Short term, the Rangers will figure it out.

Long term, the answers lie within.

Righty Alexi Ogando, a converted reliever who is 4-0 with a 2.13 ERA after eight starts, appears headed toward an All-Star appearance. Righty Neftali Feliz, currently the team’s closer, could make the same type of spectacular transition to the rotation next season.

If the Rangers are smart, they won’t mess around the way they did last spring, waffling about Feliz’s role. The free-agent market will be deep in closers. The Rangers can sign one, then make Feliz a starter once and for all.

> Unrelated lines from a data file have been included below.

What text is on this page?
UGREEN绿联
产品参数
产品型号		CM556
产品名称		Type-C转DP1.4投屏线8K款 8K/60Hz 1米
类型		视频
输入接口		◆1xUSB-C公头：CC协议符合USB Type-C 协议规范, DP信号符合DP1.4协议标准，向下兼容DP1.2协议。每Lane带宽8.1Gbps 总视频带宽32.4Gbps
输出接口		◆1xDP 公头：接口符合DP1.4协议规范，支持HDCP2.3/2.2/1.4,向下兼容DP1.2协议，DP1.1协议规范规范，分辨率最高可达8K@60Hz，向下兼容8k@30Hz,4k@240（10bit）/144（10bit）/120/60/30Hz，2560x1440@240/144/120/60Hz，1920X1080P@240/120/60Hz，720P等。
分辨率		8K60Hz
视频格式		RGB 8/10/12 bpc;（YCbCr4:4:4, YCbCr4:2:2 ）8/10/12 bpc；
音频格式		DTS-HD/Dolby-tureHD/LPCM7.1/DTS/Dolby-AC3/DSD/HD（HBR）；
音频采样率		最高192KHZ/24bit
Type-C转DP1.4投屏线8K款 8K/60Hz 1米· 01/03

Left-hander C.J. Wilson might not return; he is eligible for free agency. But right-hander Colby Lewis is under club control through 2012. And the Rangers believe that a number of younger pitchers — lefties Matt Harrison and Derek Holland, Triple-A righty Neil Ramirez, Double-A lefty Martin Perez — hold top-of-the-rotation potential.

Don’t forget, the Rangers also possess greater resources under new ownership than they did in their final years under Tom Hicks. At one point last winter, they actually considered signing both Lee and Beltre in free agency.

They landed Beltre for five years, $80 million — a deal that, like Lee’s, could prove an albatross. But Beltre, 32, plays elite defense and, despite batting only .255, is tied for the major league lead with 37 RBIs.

“I’m not going to pretend we’re happy we didn’t get (Lee),” Rangers general manager Jon Daniels said. “But in the big picture, we feel we’re in good shape. We’ve maintained our depth, kept all our young pieces. We invested in Adrian, but for the most part kept our powder dry, kept our flexibility. Obviously there was an opportunity that Alexi stepped up and grabbed. Those are the positives.

“What remains to be seen over the course of the next couple of years is: Can we maintain stability at the top of the rotation? It’s not something we can answer right now. But it’s something we’re aware of, something we’ve got to address. Somewhere between Alexi, Harrison, Derek Holland, Feliz, Ramirez, Martin Perez and others we’ve got to be able to develop our own.

“It will be a big storyline for us the next two-three-four years. We’ve got to get better than back-end performance out of that group.”

There are no guarantees, of course. A stable of top pitching prospects can disintegrate faster than you can say, “David Clyde.” But the Rangers’ farm system, depleted by trades and graduations to the majors, again is growing stronger. The organization is particularly deep at two premium positions, shortstop and center field.

Young talent is one form of currency in baseball; actual money is another. Re-signing Lee would have been nice, but for the Rangers, smarter investments lie ahead.

Maybe a trade for an elite starter under contract. Maybe the signing of a younger free-agent pitcher than Lee. Maybe a club-friendly, long-term deal for a pitcher who already is in the organization. Maybe some combination of the above.

I’m guessing that Lee will stick it to the Rangers on Saturday night. And I’m guessing that the Rangers will survive just fine.